Jakarta – Mantan ketua umum PP Muhammadiyah, Ahmad Syafii Maarif, mengharapkan agar pelaksanaan Pilkada DKI Jakarta putaran kedua yang akan digelar pada tanggal 19 April 2017 mendatang, bisa berjalan dengan aman, damai dan lancar.

Pilkada akan berjalan demikian, lanjut Buya Syafii, bila kedua pasangan cagub dan cawabub yang sedang berkontestasi, bisa menjaga persatuan umat, dan tidak mengedepankan kepentingan perorangan saja.

Karena itu, Buya berharap kepada kedua pasang calon (Ahok-Djarot dan Anies-Sandi) agar bisa mendorong pelaksanaan pesta demokrasi di DKI itu dengan penuh kedewasaan.

“Jika paslon dan timnya cukup dewasa, maka proses pilkada harus(nya) berjalan aman, damai, dan jujur. Jika tidak demikian, maka wajah demokrasi kita akan bopeng dan tidak sehat,” kata Buya Syafii sebagaimana dikutip laman metrotvnews.com, Jumat (14/4).

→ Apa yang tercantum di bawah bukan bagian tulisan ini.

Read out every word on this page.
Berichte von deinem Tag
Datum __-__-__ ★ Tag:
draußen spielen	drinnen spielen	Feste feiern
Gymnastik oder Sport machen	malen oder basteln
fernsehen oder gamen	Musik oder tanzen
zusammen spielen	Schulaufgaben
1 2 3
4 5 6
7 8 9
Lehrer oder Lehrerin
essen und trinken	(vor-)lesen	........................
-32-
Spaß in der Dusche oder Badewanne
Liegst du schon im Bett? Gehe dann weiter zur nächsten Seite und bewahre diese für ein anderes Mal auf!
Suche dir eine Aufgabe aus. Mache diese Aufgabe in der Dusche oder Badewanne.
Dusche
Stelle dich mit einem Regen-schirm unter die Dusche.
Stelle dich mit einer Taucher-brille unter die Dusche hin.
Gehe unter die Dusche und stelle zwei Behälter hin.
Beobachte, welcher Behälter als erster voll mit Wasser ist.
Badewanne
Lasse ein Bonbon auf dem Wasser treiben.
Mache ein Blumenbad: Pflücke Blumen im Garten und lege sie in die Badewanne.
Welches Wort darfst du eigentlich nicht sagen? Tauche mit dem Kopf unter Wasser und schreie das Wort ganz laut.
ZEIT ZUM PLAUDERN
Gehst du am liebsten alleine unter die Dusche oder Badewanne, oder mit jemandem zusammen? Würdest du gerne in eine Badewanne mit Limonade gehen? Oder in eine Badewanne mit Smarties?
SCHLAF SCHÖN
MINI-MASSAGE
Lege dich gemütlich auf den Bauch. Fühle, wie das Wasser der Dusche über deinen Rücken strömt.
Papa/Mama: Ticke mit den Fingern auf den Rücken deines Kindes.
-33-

Buya Syafii juga mengharapkan kepada seluruh warga DKI Jakarta agar bisa menggunakan hati nurani ketika melakukan pencoblosan.

Penggunaan hati nurani dalam memilih akan membantu mereka saat proses pencoblosan, sehingga tidak terpengaruh oleh intimidasi, intervensi, serta teror dari oknum-oknum tertentu yang coba mempengaruhi hak pilih konstitusional mereka.

“Agar warga Jakarta pakai hati nurani untuk menentukan pilihan, jangan diteror oleh siapa pun. Pilkada DKI sangat penting karena Jakarta adalah jendela Indonesia,” katanya.